INTERVIEW MAGAZINE - March 2004
                                     WILL KEMP  BY ANGELA MATUSIK
                                            PHOTOS BY DIEGO MERINO

WHEN HE DANCED HE DARED TO TAKE UNEXPECTED TURNS AND GREAT LEAPS.   BETS ARE HE'LL DO THIS AGAIN IN HIS NEXT LIFE AS AN ACTOR.

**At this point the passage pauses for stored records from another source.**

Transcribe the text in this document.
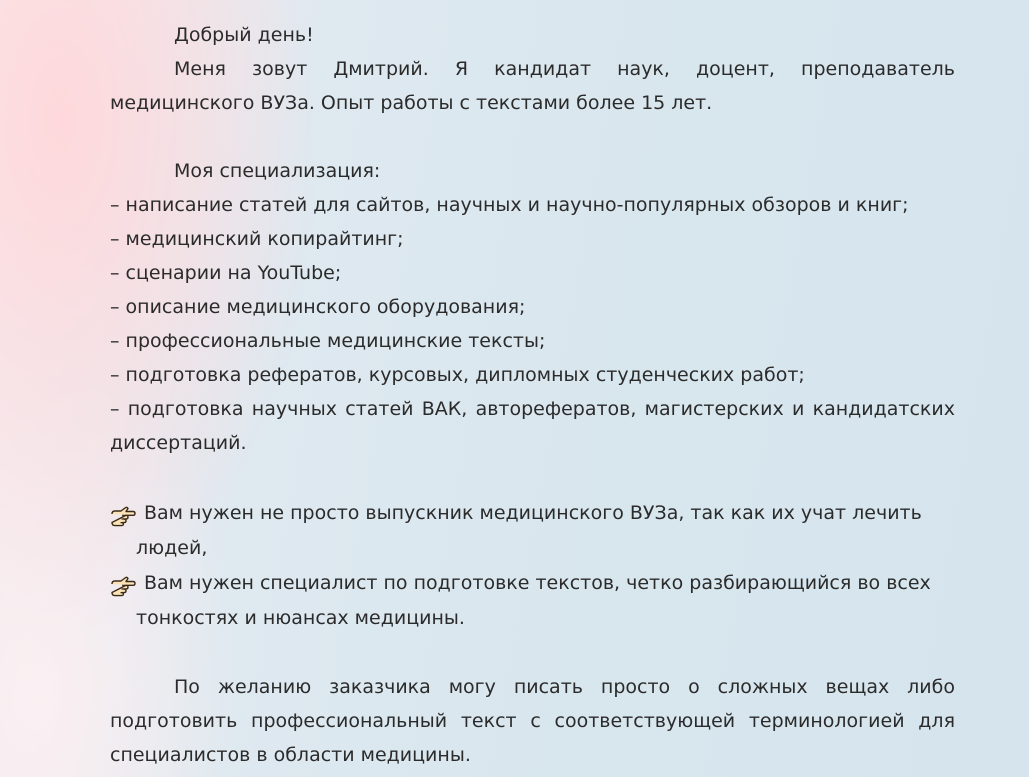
Добрый день!

Меня зовут Дмитрий. Я кандидат наук, доцент, преподаватель медицинского ВУЗа. Опыт работы с текстами более 15 лет.

Моя специализация:

– написание статей для сайтов, научных и научно-популярных обзоров и книг;

– медицинский копирайтинг;

– сценарии на YouTube;

– описание медицинского оборудования;

– профессиональные медицинские тексты;

– подготовка рефератов, курсовых, дипломных студенческих работ;

– подготовка научных статей ВАК, авторефератов, магистерских и кандидатских диссертаций.

Вам нужен не просто выпускник медицинского ВУЗа, так как их учат лечить
людей,
Вам нужен специалист по подготовке текстов, четко разбирающийся во всех
тонкостях и нюансах медицины.

По желанию заказчика могу писать просто о сложных вещах либо подготовить профессиональный текст с соответствующей терминологией для специалистов в области медицины.
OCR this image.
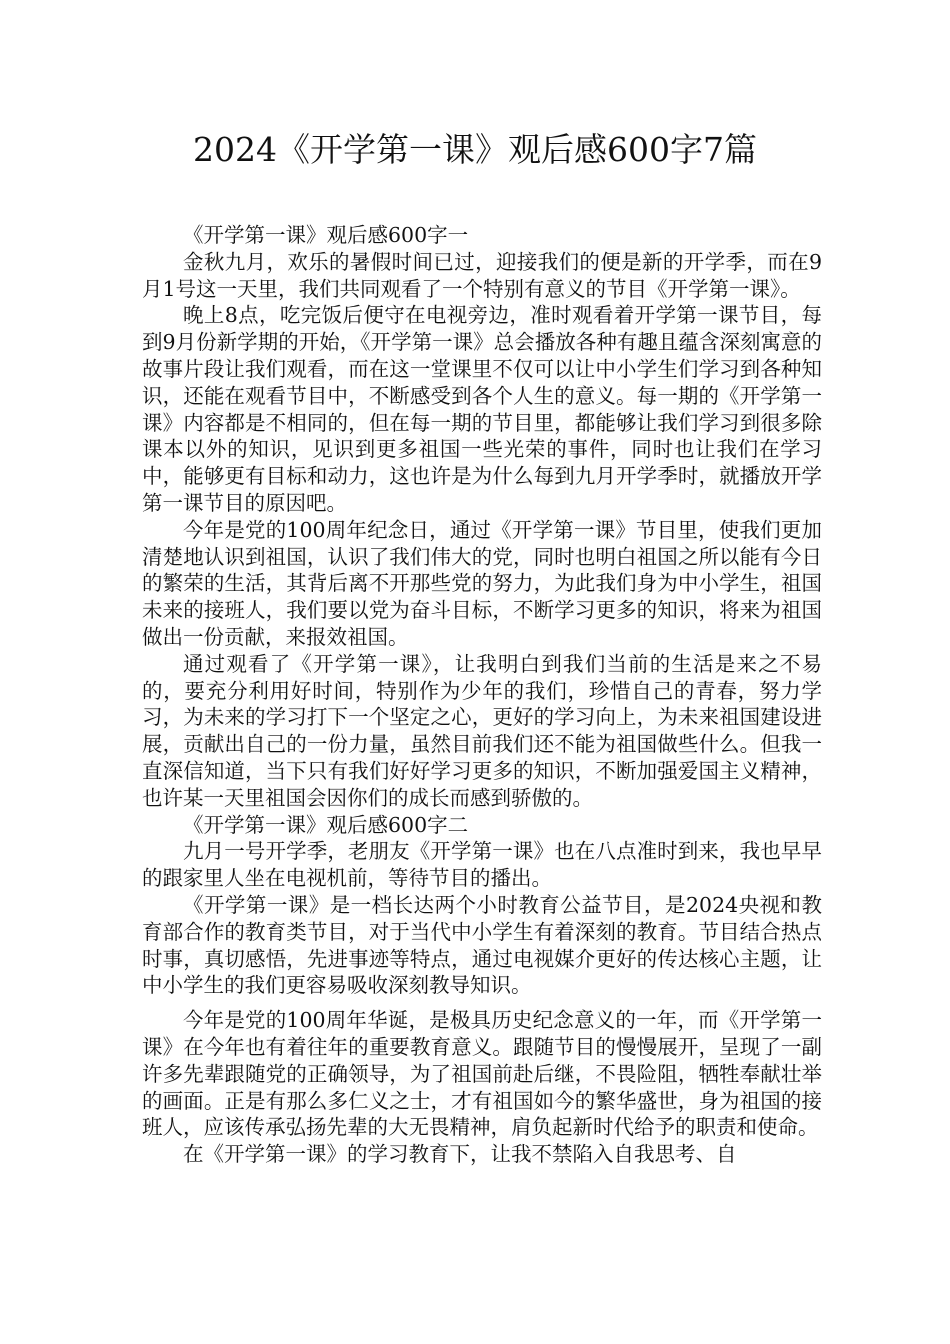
2024《开学第一课》观后感600字7篇

《开学第一课》观后感600字一

金秋九月，欢乐的暑假时间已过，迎接我们的便是新的开学季，而在9月1号这一天里，我们共同观看了一个特别有意义的节目《开学第一课》。

晚上8点，吃完饭后便守在电视旁边，准时观看着开学第一课节目，每到9月份新学期的开始，《开学第一课》总会播放各种有趣且蕴含深刻寓意的故事片段让我们观看，而在这一堂课里不仅可以让中小学生们学习到各种知识，还能在观看节目中，不断感受到各个人生的意义。每一期的《开学第一课》内容都是不相同的，但在每一期的节目里，都能够让我们学习到很多除课本以外的知识，见识到更多祖国一些光荣的事件，同时也让我们在学习中，能够更有目标和动力，这也许是为什么每到九月开学季时，就播放开学第一课节目的原因吧。

今年是党的100周年纪念日，通过《开学第一课》节目里，使我们更加清楚地认识到祖国，认识了我们伟大的党，同时也明白祖国之所以能有今日的繁荣的生活，其背后离不开那些党的努力，为此我们身为中小学生，祖国未来的接班人，我们要以党为奋斗目标，不断学习更多的知识，将来为祖国做出一份贡献，来报效祖国。

通过观看了《开学第一课》，让我明白到我们当前的生活是来之不易的，要充分利用好时间，特别作为少年的我们，珍惜自己的青春，努力学习，为未来的学习打下一个坚定之心，更好的学习向上，为未来祖国建设进展，贡献出自己的一份力量，虽然目前我们还不能为祖国做些什么。但我一直深信知道，当下只有我们好好学习更多的知识，不断加强爱国主义精神，也许某一天里祖国会因你们的成长而感到骄傲的。

《开学第一课》观后感600字二

九月一号开学季，老朋友《开学第一课》也在八点准时到来，我也早早的跟家里人坐在电视机前，等待节目的播出。

《开学第一课》是一档长达两个小时教育公益节目，是2024央视和教育部合作的教育类节目，对于当代中小学生有着深刻的教育。节目结合热点时事，真切感悟，先进事迹等特点，通过电视媒介更好的传达核心主题，让中小学生的我们更容易吸收深刻教导知识。

今年是党的100周年华诞，是极具历史纪念意义的一年，而《开学第一课》在今年也有着往年的重要教育意义。跟随节目的慢慢展开，呈现了一副许多先辈跟随党的正确领导，为了祖国前赴后继，不畏险阻，牺牲奉献壮举的画面。正是有那么多仁义之士，才有祖国如今的繁华盛世，身为祖国的接班人，应该传承弘扬先辈的大无畏精神，肩负起新时代给予的职责和使命。

在《开学第一课》的学习教育下，让我不禁陷入自我思考、自
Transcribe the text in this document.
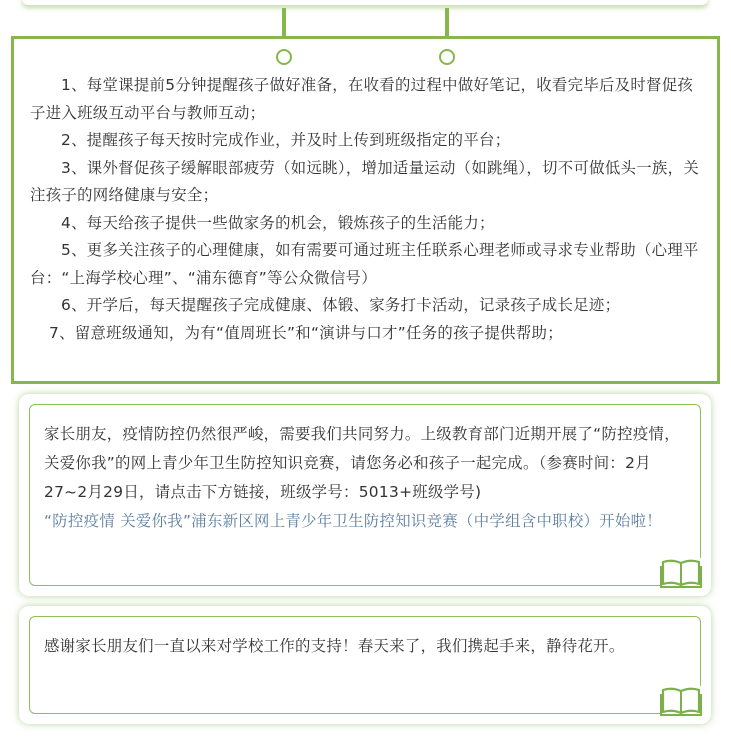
1、每堂课提前5分钟提醒孩子做好准备，在收看的过程中做好笔记，收看完毕后及时督促孩子进入班级互动平台与教师互动；

2、提醒孩子每天按时完成作业，并及时上传到班级指定的平台；

3、课外督促孩子缓解眼部疲劳（如远眺），增加适量运动（如跳绳），切不可做低头一族，关注孩子的网络健康与安全；

4、每天给孩子提供一些做家务的机会，锻炼孩子的生活能力；

5、更多关注孩子的心理健康，如有需要可通过班主任联系心理老师或寻求专业帮助（心理平台：“上海学校心理”、“浦东德育”等公众微信号）

6、开学后，每天提醒孩子完成健康、体锻、家务打卡活动，记录孩子成长足迹；

7、留意班级通知，为有“值周班长”和“演讲与口才”任务的孩子提供帮助；

家长朋友，疫情防控仍然很严峻，需要我们共同努力。上级教育部门近期开展了“防控疫情，关爱你我”的网上青少年卫生防控知识竞赛，请您务必和孩子一起完成。（参赛时间：2月27~2月29日，请点击下方链接，班级学号：5013+班级学号)

“防控疫情 关爱你我”浦东新区网上青少年卫生防控知识竞赛（中学组含中职校）开始啦！

感谢家长朋友们一直以来对学校工作的支持！春天来了，我们携起手来，静待花开。
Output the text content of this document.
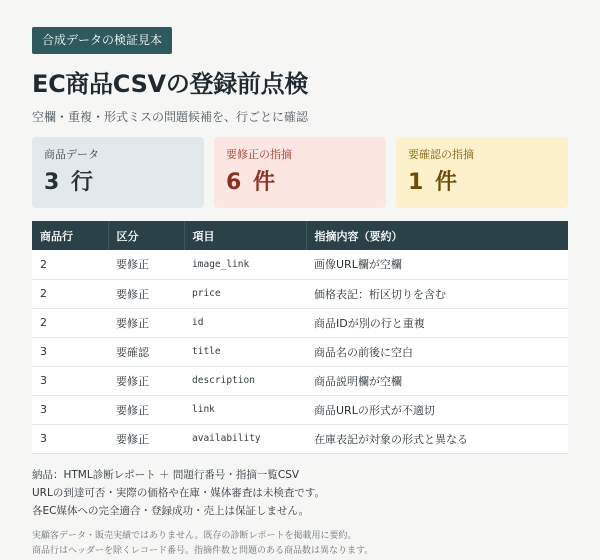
合成データの検証見本
EC商品CSVの登録前点検

空欄・重複・形式ミスの問題候補を、行ごとに確認

商品データ
3 行
要修正の指摘
6 件
要確認の指摘
1 件
商品行	区分	項目	指摘内容（要約）
2	要修正	image_link	画像URL欄が空欄
2	要修正	price	価格表記：桁区切りを含む
2	要修正	id	商品IDが別の行と重複
3	要確認	title	商品名の前後に空白
3	要修正	description	商品説明欄が空欄
3	要修正	link	商品URLの形式が不適切
3	要修正	availability	在庫表記が対象の形式と異なる

納品：HTML診断レポート ＋ 問題行番号・指摘一覧CSV

URLの到達可否・実際の価格や在庫・媒体審査は未検査です。

各EC媒体への完全適合・登録成功・売上は保証しません。

実顧客データ・販売実績ではありません。既存の診断レポートを掲載用に要約。

商品行はヘッダーを除くレコード番号。指摘件数と問題のある商品数は異なります。
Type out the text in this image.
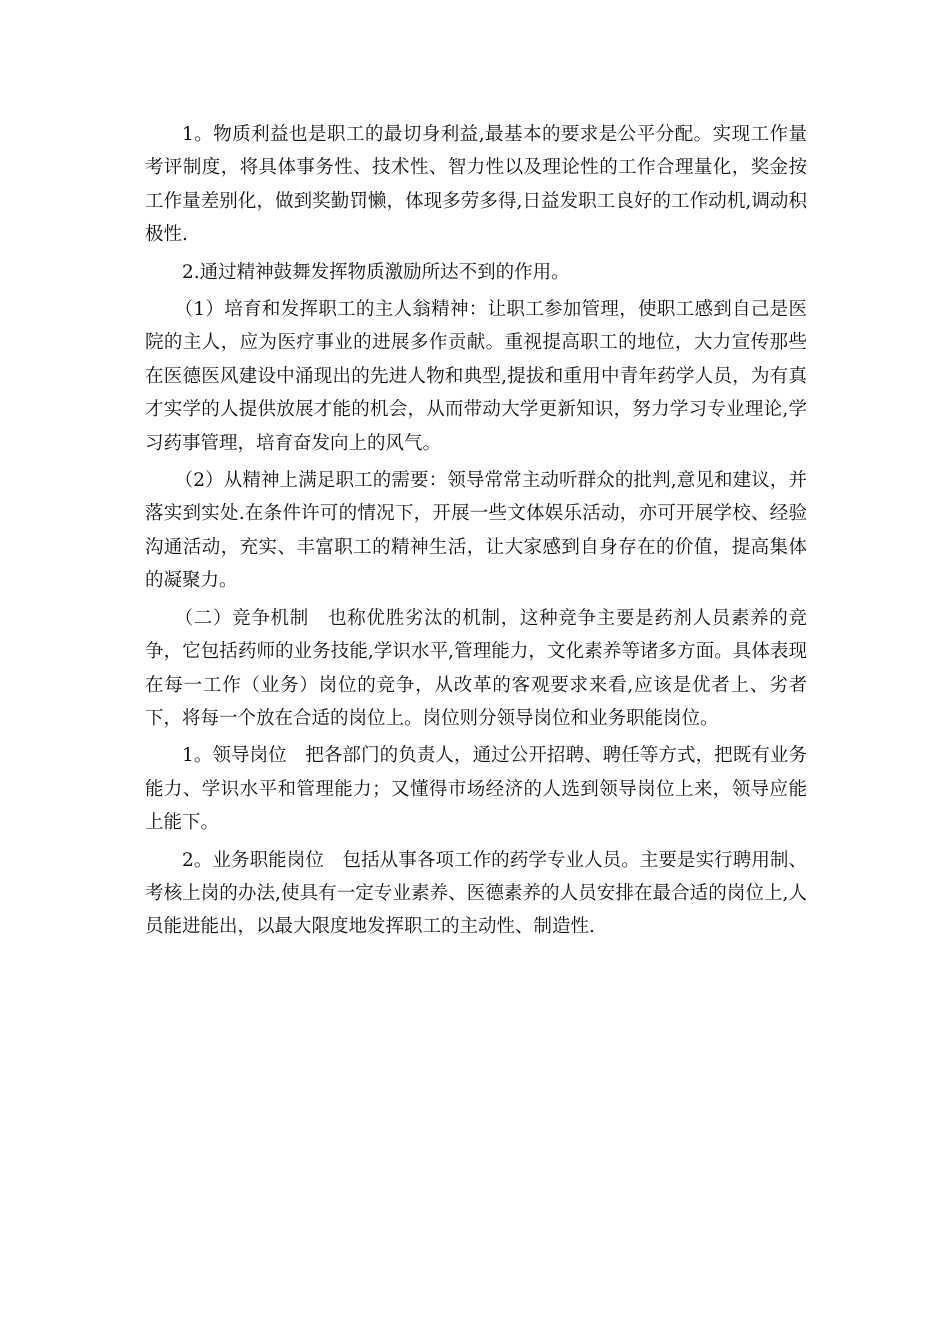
1。物质利益也是职工的最切身利益,最基本的要求是公平分配。实现工作量考评制度，将具体事务性、技术性、智力性以及理论性的工作合理量化，奖金按工作量差别化，做到奖勤罚懒，体现多劳多得,日益发职工良好的工作动机,调动积极性.

2.通过精神鼓舞发挥物质激励所达不到的作用。

（1）培育和发挥职工的主人翁精神：让职工参加管理，使职工感到自己是医院的主人，应为医疗事业的进展多作贡献。重视提高职工的地位，大力宣传那些在医德医风建设中涌现出的先进人物和典型,提拔和重用中青年药学人员，为有真才实学的人提供放展才能的机会，从而带动大学更新知识，努力学习专业理论,学习药事管理，培育奋发向上的风气。

（2）从精神上满足职工的需要：领导常常主动听群众的批判,意见和建议，并落实到实处.在条件许可的情况下，开展一些文体娱乐活动，亦可开展学校、经验沟通活动，充实、丰富职工的精神生活，让大家感到自身存在的价值，提高集体的凝聚力。

（二）竞争机制　也称优胜劣汰的机制，这种竞争主要是药剂人员素养的竞争，它包括药师的业务技能,学识水平,管理能力，文化素养等诸多方面。具体表现在每一工作（业务）岗位的竞争，从改革的客观要求来看,应该是优者上、劣者下，将每一个放在合适的岗位上。岗位则分领导岗位和业务职能岗位。

1。领导岗位　把各部门的负责人，通过公开招聘、聘任等方式，把既有业务能力、学识水平和管理能力；又懂得市场经济的人选到领导岗位上来，领导应能上能下。

2。业务职能岗位　包括从事各项工作的药学专业人员。主要是实行聘用制、考核上岗的办法,使具有一定专业素养、医德素养的人员安排在最合适的岗位上,人员能进能出，以最大限度地发挥职工的主动性、制造性.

Every once in a while advertisements can be downright hypnotic - inflicting sudden cravings, popularizing insipid jingles, or in the case of last year's Gap campaign featuring a disheveled Brit named Will Kemp, setting hearts on fire.  "Bizarrely enough, it was the easiest job I ever had," says Kemp of the spots that transformed this experimental dancer (his star turn was in Matthew Bourne's buzzed-about almost-all-male Swan Lake) into an office-cubicle pinup. 

Debuting in the upcoming
Mindhunters, the 26-year-old is taking a leap - really, more like a grand jete, as Renny Harlin directs and Val Kilmer and Christian Slater co-star - back into the spotlight. Like Kemp himself, the film is a real genre bender ("It's an action and psychological thriller" with a pinch of serial-killer gore), though it's not exactly his cup of tea.  "I hate scary movies," he says.  "As a child, I had to be carried out of the theater from Indiana Jones and the Temple of Doom (1984)."  His next film, May's action pic Van Helsing, would have elicited a similar response from the young Kemp.  It stars Hugh Jackman as the legendary monster hunter battling long-time foes, including Kemp's exceptionally nimble wolf man.  "It's very operatic," he explains.  "Total entertainment."